There was a blue light on her face, breasts, and arms.
Sometimes a whole civilization can be dying
Peacefully in one young woman, in a small heated room
With thirty children
Rapt, confident and listening to the pure
God-rendering voice of a storm.

Sunday, March 9, 2008

Good Stuff!!!



Okay, so I've been reading Anne Ursu's Shadow Thieves, and it's delightful, and funny, and contemporary and smart and all that good stuff.

But the end ROCKS! I will not give it away, but it DOES!

Though there is still one thing I'm confused about... probably because I fall asleep reading (which I do with all books) and missed a key page. Sigh.

(To folks who read the book, do you understand how Grandma Winter knew Metos?)

Friday, March 7, 2008

Poetry Friday!!!


Poetry Friday today, and I'm dashing out the door with the kids... to take my husband his laptop, which he left home.

But all week I have had a poem in my head, a poem I loved a long time ago, in college.
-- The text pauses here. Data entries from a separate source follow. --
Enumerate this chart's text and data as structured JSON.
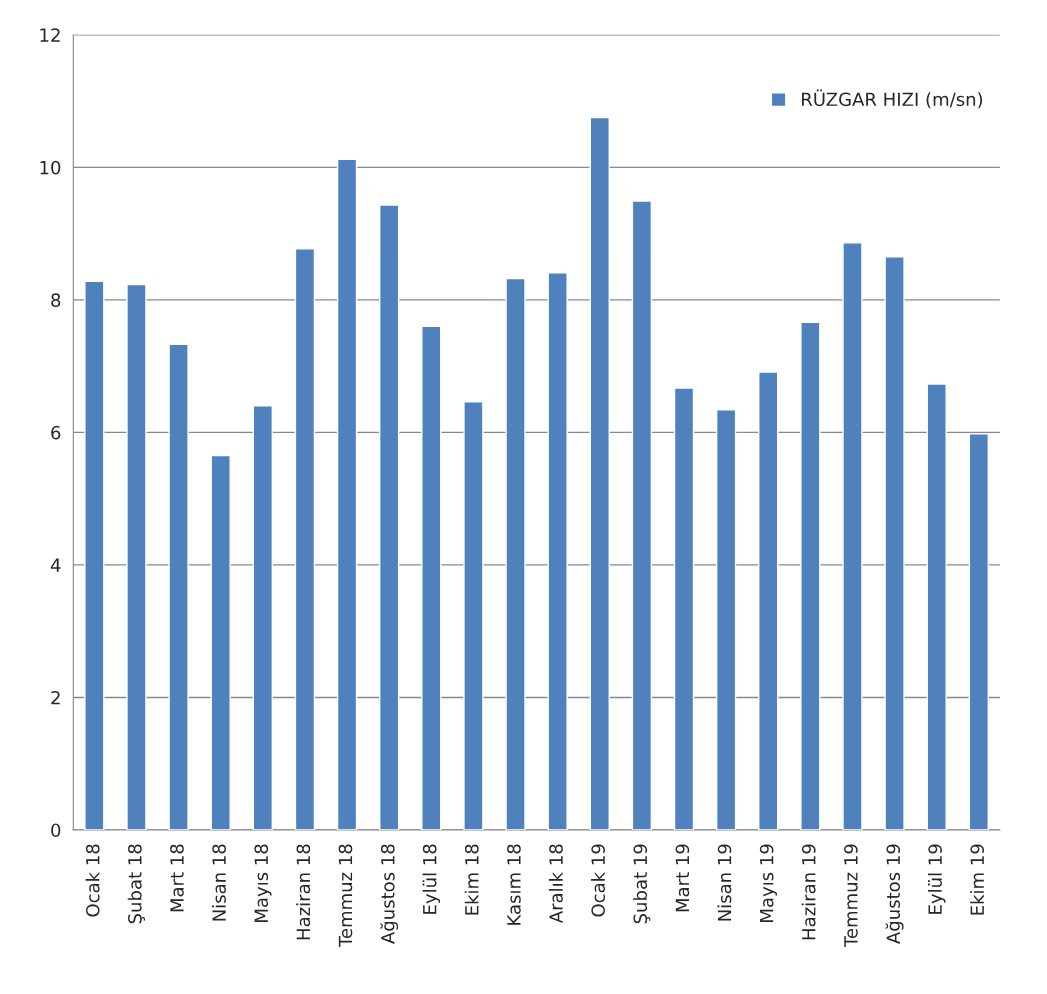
{
  "chart_data": {
    "type": "bar",
    "categories": [
      "Ocak 18",
      "Şubat 18",
      "Mart 18",
      "Nisan 18",
      "Mayıs 18",
      "Haziran 18",
      "Temmuz 18",
      "Ağustos 18",
      "Eylül 18",
      "Ekim 18",
      "Kasım 18",
      "Aralık 18",
      "Ocak 19",
      "Şubat 19",
      "Mart 19",
      "Nisan 19",
      "Mayıs 19",
      "Haziran 19",
      "Temmuz 19",
      "Ağustos 19",
      "Eylül 19",
      "Ekim 19"
    ],
    "series": [
      {
        "name": "RÜZGAR HIZI (m/sn)",
        "color": "#4f81bd",
        "values": [
          8.28,
          8.23,
          7.33,
          5.65,
          6.4,
          8.77,
          10.12,
          9.43,
          7.6,
          6.46,
          8.32,
          8.41,
          10.75,
          9.49,
          6.67,
          6.34,
          6.91,
          7.66,
          8.86,
          8.65,
          6.73,
          5.98
        ]
      }
    ],
    "ylim": [
      0,
      12
    ],
    "yticks": [
      0,
      2,
      4,
      6,
      8,
      10,
      12
    ],
    "grid": "y",
    "legend": "top right"
  }
}
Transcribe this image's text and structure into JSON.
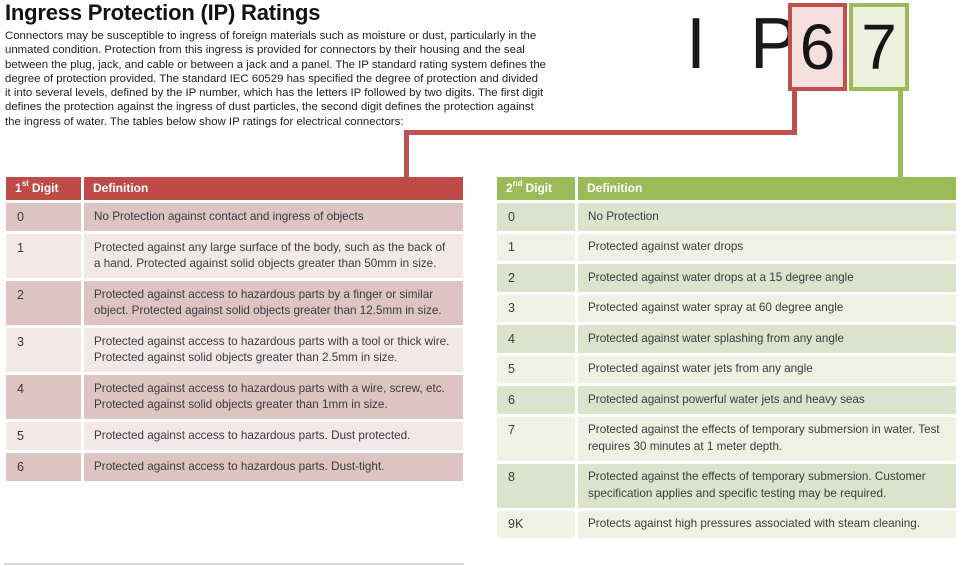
{
  "theme": {
    "red_accent": "#c0504d",
    "red_header_bg": "#bf4b48",
    "red_row_dark": "#ddc4c2",
    "red_row_light": "#f2e8e7",
    "red_box_fill": "#f4dfde",
    "green_accent": "#9bbb59",
    "green_header_bg": "#9bbb59",
    "green_row_dark": "#dce3cc",
    "green_row_light": "#eff1e4",
    "green_box_fill": "#ecf0dd",
    "text_ink": "#20202b",
    "table_text": "#3b3b40"
  },
  "header": {
    "title": "Ingress Protection (IP) Ratings",
    "intro": "Connectors may be susceptible to ingress of foreign materials such as moisture or dust, particularly in the unmated condition. Protection from this ingress is provided for connectors by their housing and the seal between the plug, jack, and cable or between a jack and a panel. The IP standard rating system defines the degree of protection provided. The standard IEC 60529 has specified the degree of protection and divided it into several levels, defined by the IP number, which has the letters IP followed by two digits. The first digit defines the protection against the ingress of dust particles, the second digit defines the protection against the ingress of water. The tables below show IP ratings for electrical connectors:"
  },
  "ip_example": {
    "prefix": "I P",
    "first_digit": "6",
    "second_digit": "7"
  },
  "first_digit_table": {
    "header": {
      "number": "1",
      "ordinal": "st",
      "word": "Digit",
      "definition": "Definition"
    },
    "rows": [
      {
        "digit": "0",
        "definition": "No Protection against contact and ingress of objects"
      },
      {
        "digit": "1",
        "definition": "Protected against any large surface of the body, such as the back of a hand. Protected against solid objects greater than 50mm in size."
      },
      {
        "digit": "2",
        "definition": "Protected against access to hazardous parts by a finger or similar object. Protected against solid objects greater than 12.5mm in size."
      },
      {
        "digit": "3",
        "definition": "Protected against access to hazardous parts with a tool or thick wire. Protected against solid objects greater than 2.5mm in size."
      },
      {
        "digit": "4",
        "definition": "Protected against access to hazardous parts with a wire, screw, etc. Protected against solid objects greater than 1mm in size."
      },
      {
        "digit": "5",
        "definition": "Protected against access to hazardous parts. Dust protected."
      },
      {
        "digit": "6",
        "definition": "Protected against access to hazardous parts. Dust-tight."
      }
    ]
  },
  "second_digit_table": {
    "header": {
      "number": "2",
      "ordinal": "nd",
      "word": "Digit",
      "definition": "Definition"
    },
    "rows": [
      {
        "digit": "0",
        "definition": "No Protection"
      },
      {
        "digit": "1",
        "definition": "Protected against water drops"
      },
      {
        "digit": "2",
        "definition": "Protected against water drops at a 15 degree angle"
      },
      {
        "digit": "3",
        "definition": "Protected against water spray at 60 degree angle"
      },
      {
        "digit": "4",
        "definition": "Protected against water splashing from any angle"
      },
      {
        "digit": "5",
        "definition": "Protected against water jets from any angle"
      },
      {
        "digit": "6",
        "definition": "Protected against powerful water jets and heavy seas"
      },
      {
        "digit": "7",
        "definition": "Protected against the effects of temporary submersion in water. Test requires 30 minutes at 1 meter depth."
      },
      {
        "digit": "8",
        "definition": "Protected against the effects of temporary submersion. Customer specification applies and specific testing may be required."
      },
      {
        "digit": "9K",
        "definition": "Protects against high pressures associated with steam cleaning."
      }
    ]
  }
}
I think it's resonating this week because I long to slooooooow down, have a remarkable moment (or two, or three).

Maybe a little cheesey, but here it is, by James Wright:

A Blessing

Just off the highway to Rochester, Minnesota,
Twilight bounds softly forth on the grass.
And the eyes of those two Indian ponies
Darken with kindness.
They have come gladly out of the willows
To welcome my friend and me.
We step over the barbed wire into the pasture
Where they have been grazing all day, alone.
They ripple tensely, they can hardly contain their happiness
That we have come.
They bow shyly as wet swans. They love each other.
There is no loneliness like theirs.
At home once more,
They begin munching the young tufts of spring in the darkness.
I would like to hold the slenderer one in my arms,
For she has walked over to me
And nuzzled my left hand.
She is black and white,
Her mane falls wild on her forehead,
And the light breeze moves me to caress her long ear
That is delicate as the skin over a girl's wrist.
Suddenly I realize
That if I stepped out of my body I would break
Into blossom.

Saturday, March 1, 2008

Fine Lines...


What I am doing a pathetic, irregular attempt at accomplishing with this blog...

Is being hysterically, successfully, wonderfully executed over at Fine Lines. Lizzie Skurnick is a wonder, and if you read YA/kidlit and you do not know this weekly feature, you are missing OUT!

This week she's talking about Louise Fitzhugh's The Long Secret (yes, the sequel to Harriet the Spy, silly!)

(Oh, I am so jealous of Lizzie! I want to be as clever as she is!!!)